README

web-scrape.py
- Optional: Use this script to scrape the web and ingest .csv files into your local server.
data-mover.py
- Modify .csv files for appropriate formatting (e.g., remove unwanted rows/columns, change date to SQL readable format, etc.).
- Create a copy of the .csv file in a temporary folder for the ETL pipeline to access and set data into the SQL DB.
- Insert the data into the SQL DB.
Create Windows Task Scheduler for data-mover.py
- Set up a scheduled task using Windows Task Scheduler to execute the data-mover.py script at the desired frequency.
Display your data from SQL Database via PowerBI

Data Cleaning:

Grab the list of files in the data directory with a .csv extension.
Get the newest file based on the modified time.
Clean the temporary directory by removing it if it exists and then creating a new one.
Copy the newest file to the temporary directory.
Read the data from the file into a DataFrame.
Manipulate the data by converting the primary key column values to ISO format and save the DataFrame back to the file.

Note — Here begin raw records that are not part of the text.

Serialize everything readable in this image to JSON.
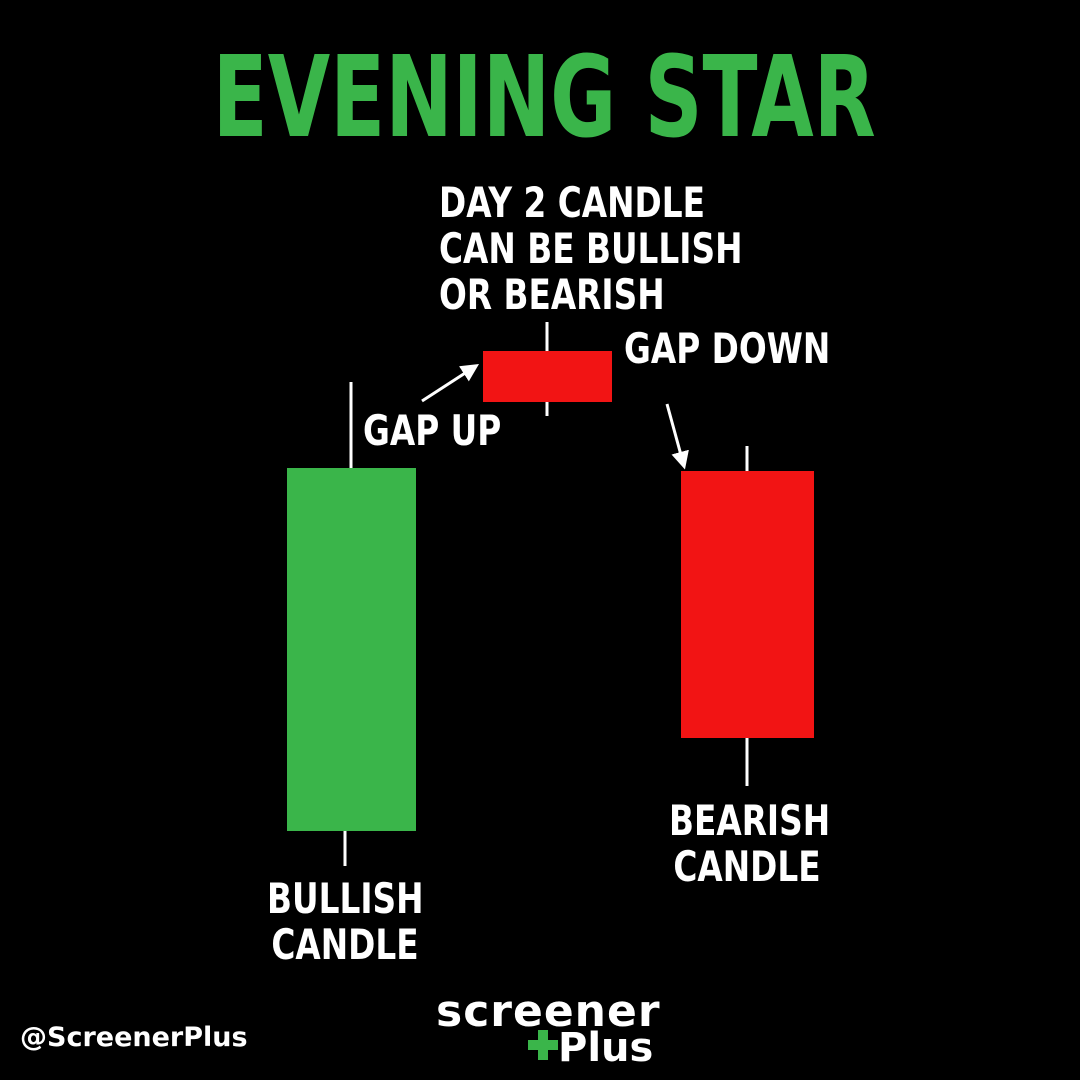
{
  "title": "EVENING STAR",
  "colors": {
    "background": "#000000",
    "bullish": "#3ab54a",
    "bearish": "#f21414",
    "text": "#ffffff",
    "title": "#3ab54a",
    "logo_plus": "#3ab54a"
  },
  "labels": {
    "day2_line1": "DAY 2 CANDLE",
    "day2_line2": "CAN BE BULLISH",
    "day2_line3": "OR BEARISH",
    "gap_up": "GAP UP",
    "gap_down": "GAP DOWN",
    "bullish_line1": "BULLISH",
    "bullish_line2": "CANDLE",
    "bearish_line1": "BEARISH",
    "bearish_line2": "CANDLE"
  },
  "candles": [
    {
      "name": "bullish",
      "color": "bullish"
    },
    {
      "name": "star",
      "color": "bearish"
    },
    {
      "name": "bearish",
      "color": "bearish"
    }
  ],
  "footer": {
    "handle": "@ScreenerPlus",
    "logo_top": "screener",
    "logo_bottom": "Plus"
  }
}
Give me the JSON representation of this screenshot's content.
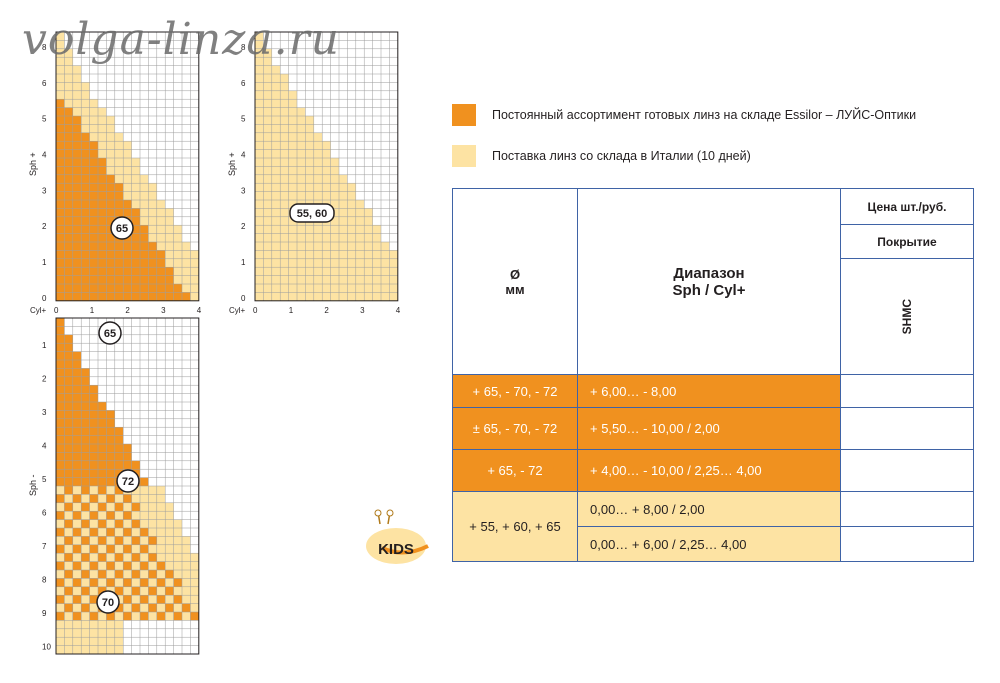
{
  "watermark": "volga-linza.ru",
  "legend": [
    {
      "label": "Постоянный ассортимент готовых линз на складе Essilor – ЛУЙС-Оптики",
      "color": "#f0911f"
    },
    {
      "label": "Поставка линз со склада в Италии (10 дней)",
      "color": "#fde3a3"
    }
  ],
  "grid_plus": {
    "sph_label": "Sph +",
    "cyl_label": "Cyl+",
    "sph_ticks": [
      "0",
      "1",
      "2",
      "3",
      "4",
      "5",
      "6",
      "8"
    ],
    "cyl_ticks": [
      "0",
      "1",
      "2",
      "3",
      "4"
    ],
    "zones_left": [
      "65"
    ],
    "zones_right": [
      "55, 60"
    ]
  },
  "grid_minus": {
    "sph_label": "Sph -",
    "sph_ticks": [
      "1",
      "2",
      "3",
      "4",
      "5",
      "6",
      "7",
      "8",
      "9",
      "10"
    ],
    "zones": [
      "65",
      "72",
      "70"
    ]
  },
  "kids_badge": "KIDS",
  "table": {
    "header": {
      "diameter_symbol": "Ø",
      "diameter_unit": "мм",
      "range_title": "Диапазон",
      "range_sub": "Sph / Cyl+",
      "price_title": "Цена шт./руб.",
      "coating_title": "Покрытие",
      "coating_name": "SHMC"
    },
    "rows": [
      {
        "diameter": "+ 65, - 70, - 72",
        "range": "+ 6,00… - 8,00",
        "price": ""
      },
      {
        "diameter": "± 65, - 70, - 72",
        "range": "+ 5,50… - 10,00 / 2,00",
        "price": ""
      },
      {
        "diameter": "+ 65, - 72",
        "range": "+ 4,00… - 10,00 / 2,25… 4,00",
        "price": ""
      },
      {
        "diameter": "+ 55, + 60, + 65",
        "range": "0,00… + 8,00 / 2,00",
        "range2": "0,00… + 6,00 / 2,25… 4,00",
        "price": "",
        "price2": ""
      }
    ]
  },
  "colors": {
    "orange": "#f0911f",
    "light": "#fde3a3",
    "border": "#3f63a6",
    "grid": "#9c9c9c"
  }
}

Establish a connection to the database using the provided server, database, and driver information.
Read the existing data from the specified table into a DataFrame.

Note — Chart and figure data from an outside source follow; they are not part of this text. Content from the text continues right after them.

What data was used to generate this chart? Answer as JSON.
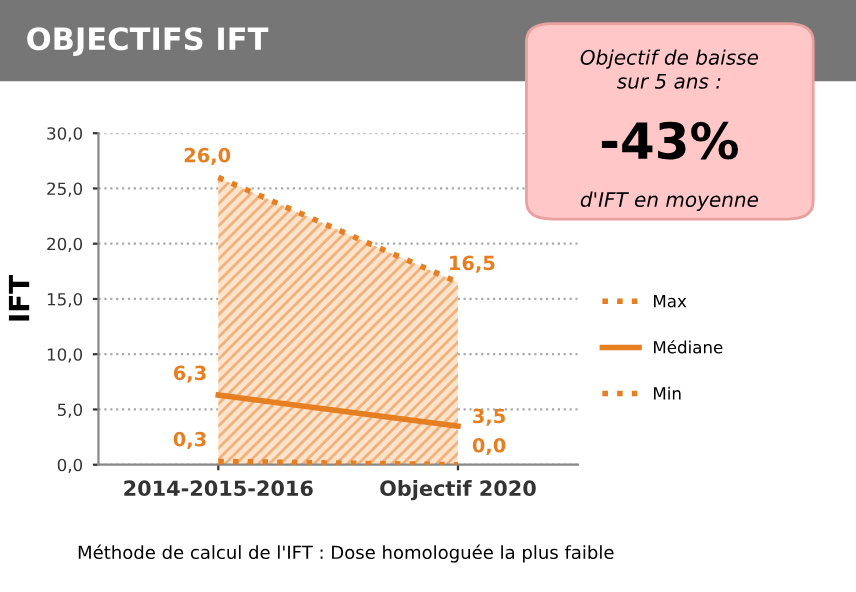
{
  "chart_data": {
    "type": "line",
    "title": "OBJECTIFS IFT",
    "ylabel": "IFT",
    "categories": [
      "2014-2015-2016",
      "Objectif 2020"
    ],
    "series": [
      {
        "name": "Max",
        "type": "area",
        "color": "#e67e22",
        "line_style": "dotted",
        "values": [
          26.0,
          16.5
        ],
        "value_labels": [
          "26,0",
          "16,5"
        ]
      },
      {
        "name": "Médiane",
        "color": "#e67e22",
        "line_style": "solid",
        "values": [
          6.3,
          3.5
        ],
        "value_labels": [
          "6,3",
          "3,5"
        ]
      },
      {
        "name": "Min",
        "color": "#e67e22",
        "line_style": "dotted",
        "values": [
          0.3,
          0.0
        ],
        "value_labels": [
          "0,3",
          "0,0"
        ]
      }
    ],
    "ylim": [
      0,
      30
    ],
    "yticks": [
      {
        "value": 0,
        "label": "0,0"
      },
      {
        "value": 5,
        "label": "5,0"
      },
      {
        "value": 10,
        "label": "10,0"
      },
      {
        "value": 15,
        "label": "15,0"
      },
      {
        "value": 20,
        "label": "20,0"
      },
      {
        "value": 25,
        "label": "25,0"
      },
      {
        "value": 30,
        "label": "30,0"
      }
    ],
    "grid": "y",
    "legend": "right",
    "marker": "none",
    "annotations": [
      "Objectif de baisse\nsur 5 ans :",
      "-43%",
      "d'IFT en moyenne",
      "Méthode de calcul de l'IFT : Dose homologuée la plus faible"
    ]
  }
}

Read the new data from the temporary file into a DataFrame.
Clean the column names by replacing special characters and spaces with underscores.

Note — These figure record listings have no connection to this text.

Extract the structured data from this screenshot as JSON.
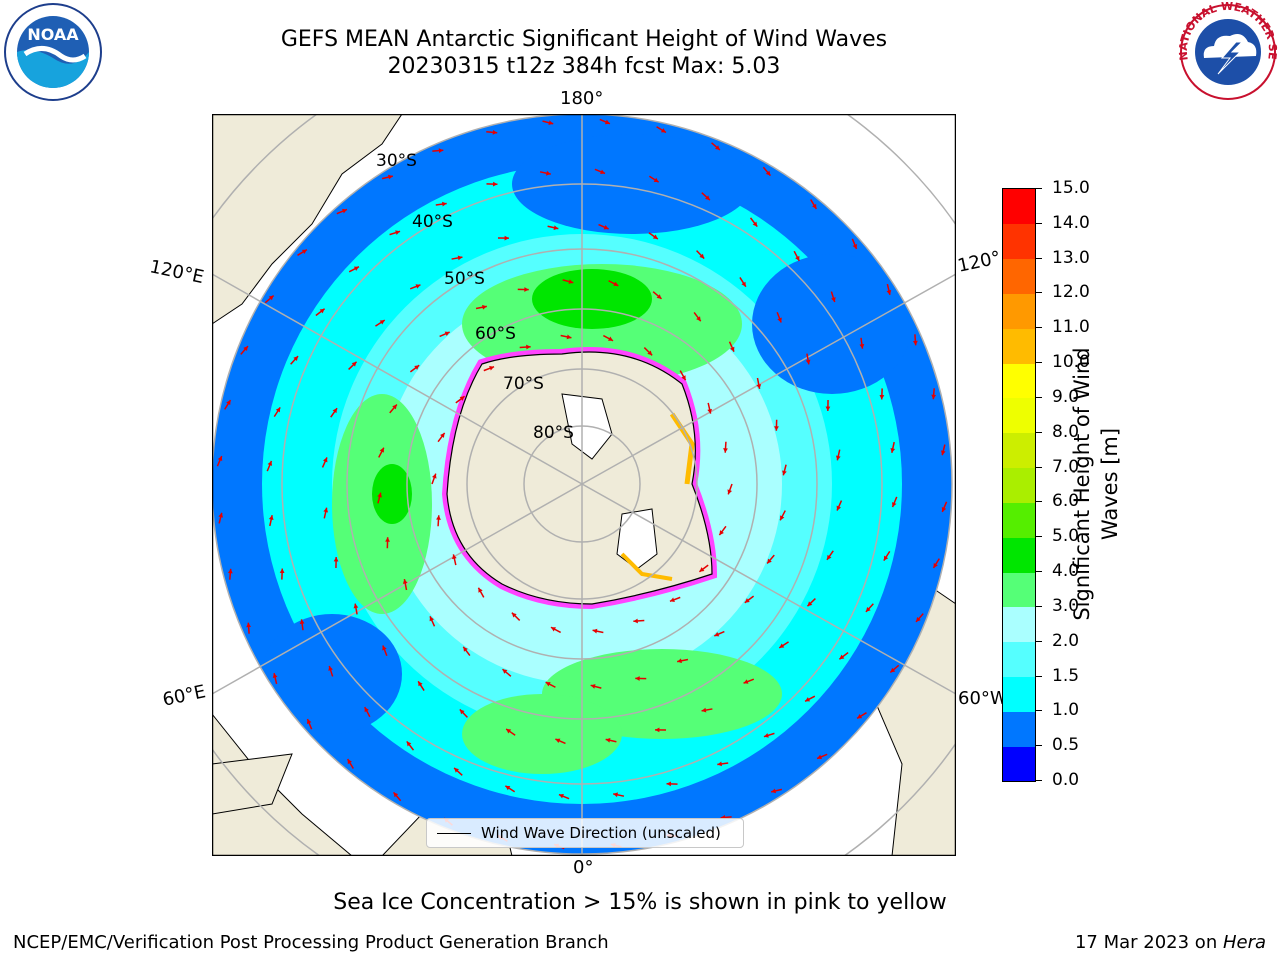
{
  "header": {
    "title_line1": "GEFS MEAN Antarctic Significant Height of Wind Waves",
    "title_line2": "20230315 t12z 384h fcst   Max: 5.03"
  },
  "logos": {
    "left_icon": "noaa-logo-icon",
    "left_text": "NOAA",
    "right_icon": "national-weather-service-logo-icon",
    "right_text": "NATIONAL WEATHER SERVICE"
  },
  "map": {
    "projection": "south polar stereographic",
    "longitude_labels": {
      "top": "180°",
      "bottom": "0°",
      "left_upper": "120°E",
      "left_lower": "60°E",
      "right_upper": "120°",
      "right_lower": "60°W"
    },
    "latitude_labels": [
      "30°S",
      "40°S",
      "50°S",
      "60°S",
      "70°S",
      "80°S"
    ],
    "legend_entry": "Wind Wave Direction (unscaled)",
    "colors": {
      "land": "#efebd9",
      "antarctica": "#efebd9",
      "grid": "#b0b0b0",
      "arrow": "#e60000"
    }
  },
  "colorbar": {
    "title": "Significant Height of Wind Waves [m]",
    "tick_labels": [
      "0.0",
      "0.5",
      "1.0",
      "1.5",
      "2.0",
      "3.0",
      "4.0",
      "5.0",
      "6.0",
      "7.0",
      "8.0",
      "9.0",
      "10.0",
      "11.0",
      "12.0",
      "13.0",
      "14.0",
      "15.0"
    ],
    "colors": [
      "#0000ff",
      "#0077ff",
      "#00ffff",
      "#55ffff",
      "#aaffff",
      "#55ff77",
      "#00e600",
      "#55ee00",
      "#aaee00",
      "#ccee00",
      "#eeff00",
      "#ffff00",
      "#ffbb00",
      "#ff9900",
      "#ff6600",
      "#ff3300",
      "#ff0000"
    ]
  },
  "note": "Sea Ice Concentration > 15% is shown in pink to yellow",
  "footer": {
    "left": "NCEP/EMC/Verification Post Processing Product Generation Branch",
    "right_prefix": "17 Mar 2023 on ",
    "right_host": "Hera"
  }
}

Check if the table exists in the database.
If the table exists, retrieve the existing primary key values from the table.
Convert the primary key column values in the new data to match the database format.
Filter out duplicate rows based on the primary key column.
If the table doesn't exist, use the entire new data.
Ensure none of the column names end with an underscore.
Write the filtered DataFrame to the specified table in the database.